# MODEL TRAINING

The purpose of this notebook is to train different model learning configurations. Outputs (model checkpoints, configuration dictionary) are saved in the specified directory below. Data path should lead to output folder created during preprocessing.


In [3]:
import torch
import torchvision
from torch.backends import cudnn 
from torchvision import transforms
from torch.utils.data import DataLoader
from torch.utils.tensorboard import SummaryWriter
cudnn.benchmark = True # might speed up runtime

import os
import shutil
import numpy as np
import pandas as pd
from tqdm.notebook import tqdm

import models
import losses
import datasets
from helpers import io, trainer, run_manager

In [4]:
EXP_ID = "buildings_points_256_10"

DATA_PATH = "/home/jovyan/work/processed/256x256"
SAVE_PATH = "/home/jovyan/work/runs"

EM = run_manager.Manager(EXP_ID, SAVE_PATH)
TB = SummaryWriter(EM.save_path)


## Data

Dataset class takes list of image names as _images_ parameter.
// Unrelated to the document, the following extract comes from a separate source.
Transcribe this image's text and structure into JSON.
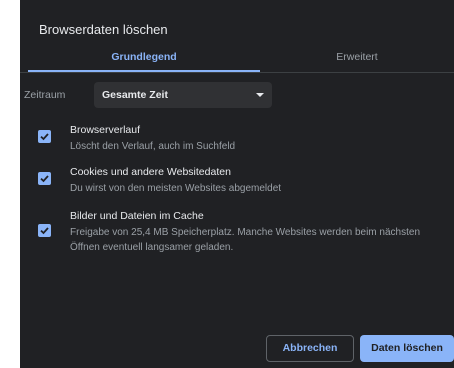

These lists for training and validation sets are created in the next cell from .txt files created during preprocessing in the _image_sets_ folder.

Preporcessing assignes image names to files based on what label-information is available for each image. This is done to get a predictable output for the dataloader.


In [17]:
# basic settings for dataset
EM.object_type = "buildings"
EM.dataset_type = "denmark_points" # denmark_points, denmark_points_cob, denmark_shapes, 
EM.n_classes = 2 # 0: background, 1: object
EM.batch_size_train = 1
EM.batch_size_val = 1

# load image-lists from files
images_path = os.path.join(DATA_PATH, 'image_sets_'+EM.object_type, 'points.txt')
images_list_all = [name.replace("\n","") for name in io.readText(images_path)]
#images_path = os.path.join(DATA_PATH, 'image_sets_'+EM.object_type, 'points.txt')
#images_list_points = [name.replace("\n","") for name in io.readText(images_path)]
#images_list_no_points = list(set(images_list_all) - set(images_list_points))

train_size = round(len(images_list_all) * 0.8)
train_images = images_list[:train_size]
val_size = round(len(images_list) * 0.1)
val_images = images_list[train_size:(train_size + val_size)]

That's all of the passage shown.